Abstract:
In this thesis we study theoretically the dynamics of the free cytosolic Ca2+ concentration. We construct a mathematical model of the Ca2+ dynamics in pancreatic acinar cells. Although this model refers to a particular cell type, it also allows us to study some aspects of Ca2+ signalling in general. We begin by analysing the dependence of the Ca2+ oscillations on the plasma membrane transport. Further we study the propagation of intercellular Ca2+ waves in a pancreatic acinus.

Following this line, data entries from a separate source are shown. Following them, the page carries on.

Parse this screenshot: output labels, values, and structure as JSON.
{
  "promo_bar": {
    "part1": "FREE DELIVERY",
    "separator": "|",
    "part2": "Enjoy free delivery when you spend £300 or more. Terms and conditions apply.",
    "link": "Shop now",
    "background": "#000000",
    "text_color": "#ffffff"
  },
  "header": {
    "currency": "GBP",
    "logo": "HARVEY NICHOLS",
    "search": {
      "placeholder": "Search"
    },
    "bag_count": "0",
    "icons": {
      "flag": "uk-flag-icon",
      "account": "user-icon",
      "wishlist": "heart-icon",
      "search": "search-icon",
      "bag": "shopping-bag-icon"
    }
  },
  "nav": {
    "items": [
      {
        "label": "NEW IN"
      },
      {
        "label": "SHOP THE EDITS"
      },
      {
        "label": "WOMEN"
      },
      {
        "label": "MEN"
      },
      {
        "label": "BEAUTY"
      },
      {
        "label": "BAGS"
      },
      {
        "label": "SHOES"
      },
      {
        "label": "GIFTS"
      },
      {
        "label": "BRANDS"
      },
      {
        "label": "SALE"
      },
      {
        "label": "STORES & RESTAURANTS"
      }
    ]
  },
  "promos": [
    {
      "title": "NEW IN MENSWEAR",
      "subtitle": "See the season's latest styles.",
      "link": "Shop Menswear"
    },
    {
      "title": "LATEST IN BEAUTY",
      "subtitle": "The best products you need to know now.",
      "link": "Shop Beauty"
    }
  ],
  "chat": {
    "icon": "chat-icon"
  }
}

It has been observed experimentally that, in many cell types, calcium fluxes across the plasma membrane affect inositol trisphosphate IP3-induced calcium oscillations. Since IP3-induced calcium oscillations involve the cycling of calcium to and from the endoplasmic reticulum, it is not well understood how they can be so strongly affected by membrane fluxes. We use a mathematical model to answer this question; a model that relies on the introduction of a slow variable, the Ca2+ load of the cell. Our model predictions are confirmed by experimental results. Since similar behaviour is observed in two other models of IP3-induced Ca2+ oscillations, it is possible that this bifurcation structure is a generic feature of Ca2+ oscillation models.
The effect of intercellular coupling on the oscillatory dynamics is investigated theoretically. It is demonstrated that junctional calcium diffusion can account for the co-ordination and synchronisation of cytosolic calcium oscillations in a coupled triplet of cells under the assumption of constant IP3 concentration in each individual cell. Furthermore a two dimensional version of that model, where Ca2+ and IP3 are assumed to diffuse within as well as between the cells, has been studied numerically. Compared to the results from the analysis of the ODE model, the results from the analysis of the PDE model (in two spatial dimensions) reveal some interesting spatial effects of the diffusion, and of the geometry of the cells on the collective oscillatory behaviour of the systen. Based on this combined approach, a suggestion about the specific role of both Ca2+ and IP3 in the intercellular Ca2+ signalling has been made.